Looks like the Dems took the KY gov seat, and preliminary results in VA are encouraging. MS was never a realistic hope, but it’ll be interesting to see how close it gets. Repubs feeling nervous? Conservative tears? I am a happy boy tonight.
Locally in Philly - Mayor Kenny is trouncing his Republican opposition to get reelected. Some judges I like will make the cut - but the council elections are still in flux. Most Dems look like they’ve going to win district seats. But the at large seats are a little different- there 5 that the major party (Dems now and for decades) will win - though one could lose to another Dem. and there’s two seats set aside for the minority party winners. Normally Republican- but this year a bunch of independents from the Working Families Party are marking a strong drive to win those seats and kick out the R’s completely out of the set aside at larges.
That would leave only one R left in elected office in the City- O’Neil in the 10th. He’s been there for two decades- but has a strong challenger.
Philly could end up with a City with no Republicans in office - Just D’s and Working People’s Party.
Locally, Democrats will hold all five seats on the Delaware County Council, a Republican stronghold since the Civil War, and also assumed a majority on the legislative body in Chester County. In Bucks County, Democrats also held a late lead for control of the board of commissioners in a close race.
In Philadelphia, Kendra Brooks became the first candidate from outside the two major parties to win a City Council seat in the 100 years since it adopted a modern legislative structure. Running as a Working Families Party candidate, Brooks won one of the at-large Council seats that the city charter effectively reserves for candidates from outside the majority party. For the past 70 years, those two seats have been filled by Republicans.

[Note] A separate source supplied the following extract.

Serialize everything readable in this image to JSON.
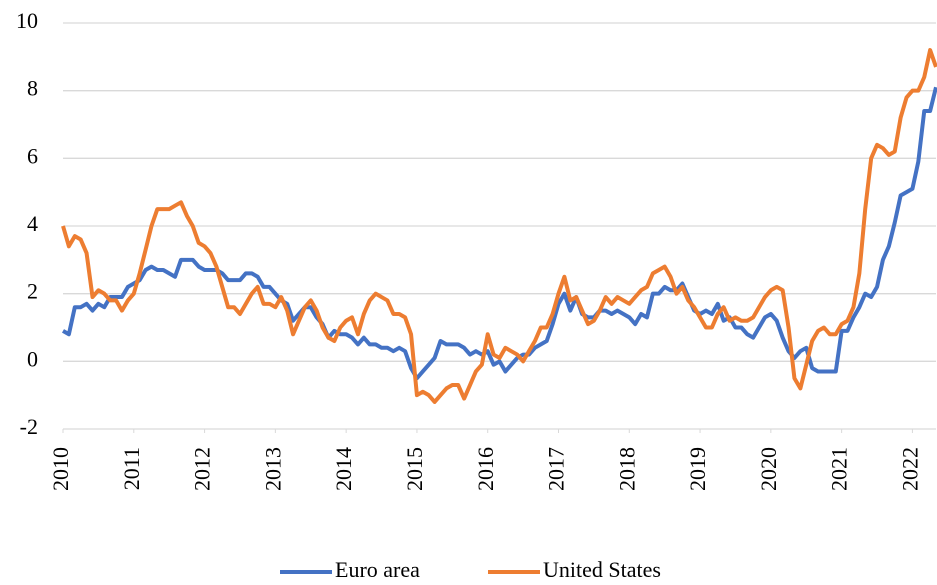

Black Americans are the victims of police brutality
Black Americans can’t stay in hotels
Black Americans’ basic mobility is from a smaller ghetto to a larger one
There are still “For Whites Only” signs
Black Americans in Mississippi cannot vote
Black Americans in New York believe they have nothing for which to vote
That’s the part of the speech I always remember. The specific hotels issue was dealt with in legislation, but anyone who is quoting MLK and who is not speaking out about police brutality is doing it wrong.
(I do have to say that the last one about people feeling they have nothing for which to vote… I get it has a specific historical context and is a racial issue, but there’s a part of me that always thinks… oh boy, that’s a tall order)

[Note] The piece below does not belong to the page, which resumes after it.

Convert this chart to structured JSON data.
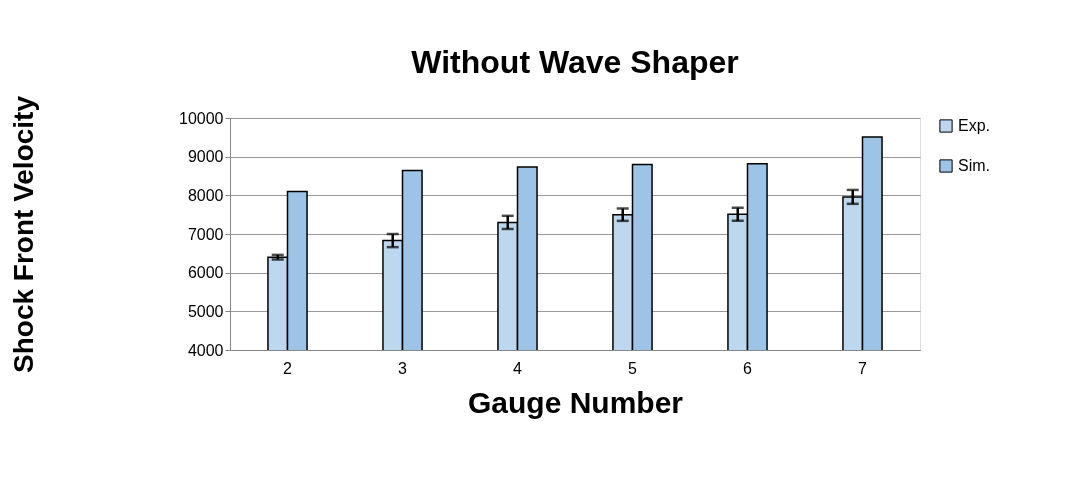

People who think Buttigieg could usher in a return to normal are out of their goddamned minds. Not diminishing the important place of racism in the American psyche, but do you think that the people who basically lost their minds and said, “Anything goes now” because the president was black are going to shrug and say, “Okay, all better” when the president is gay?

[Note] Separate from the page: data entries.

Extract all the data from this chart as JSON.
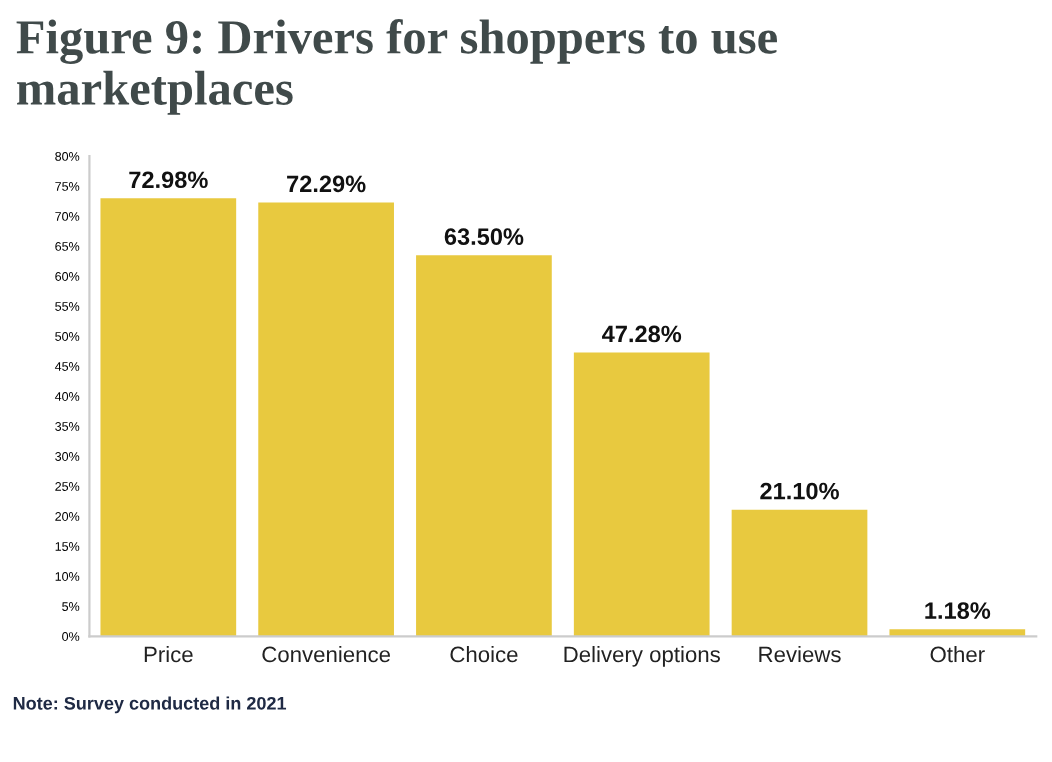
{
  "chart_data": {
    "type": "bar",
    "title": "Figure 9: Drivers for shoppers to use marketplaces",
    "categories": [
      "Price",
      "Convenience",
      "Choice",
      "Delivery options",
      "Reviews",
      "Other"
    ],
    "values": [
      72.98,
      72.29,
      63.5,
      47.28,
      21.1,
      1.18
    ],
    "value_labels": [
      "72.98%",
      "72.29%",
      "63.50%",
      "47.28%",
      "21.10%",
      "1.18%"
    ],
    "color": "#e8c93f",
    "ylim": [
      0,
      80
    ],
    "yticks": [
      {
        "value": 0,
        "label": "0%"
      },
      {
        "value": 5,
        "label": "5%"
      },
      {
        "value": 10,
        "label": "10%"
      },
      {
        "value": 15,
        "label": "15%"
      },
      {
        "value": 20,
        "label": "20%"
      },
      {
        "value": 25,
        "label": "25%"
      },
      {
        "value": 30,
        "label": "30%"
      },
      {
        "value": 35,
        "label": "35%"
      },
      {
        "value": 40,
        "label": "40%"
      },
      {
        "value": 45,
        "label": "45%"
      },
      {
        "value": 50,
        "label": "50%"
      },
      {
        "value": 55,
        "label": "55%"
      },
      {
        "value": 60,
        "label": "60%"
      },
      {
        "value": 65,
        "label": "65%"
      },
      {
        "value": 70,
        "label": "70%"
      },
      {
        "value": 75,
        "label": "75%"
      },
      {
        "value": 80,
        "label": "80%"
      }
    ],
    "grid": false,
    "annotations": [
      "Note: Survey conducted in 2021"
    ]
  }
}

Remember when Republicans won congress in the mid terms and spent the next six years hellbent to annul Obama’s signature legislation? They are going to spend six years hellbent on annulling Buttigieg’s marriage.
Not that I think a “return to normal” is possible in any event, but seriously people (including Mayor Pete themself) need to get their heads out of their asses.
There’s economic discrimination and there’s social discrimination. As with many things status quo related - where you stand can depend on where you sit.
KEY FINDINGS
Among LGBT people, poverty rates differ by sexual orientation and gender identity:
Cisgender gay men: 12.1%
Cisgender lesbian women: 17.9%
Cisgender bisexual men: 19.5%
Cisgender bisexual women: 29.4%
Transgender people: 29.4%
Cisgender straight men (13.4%) and gay men have similar rates of poverty and their poverty rates are lower than every other group.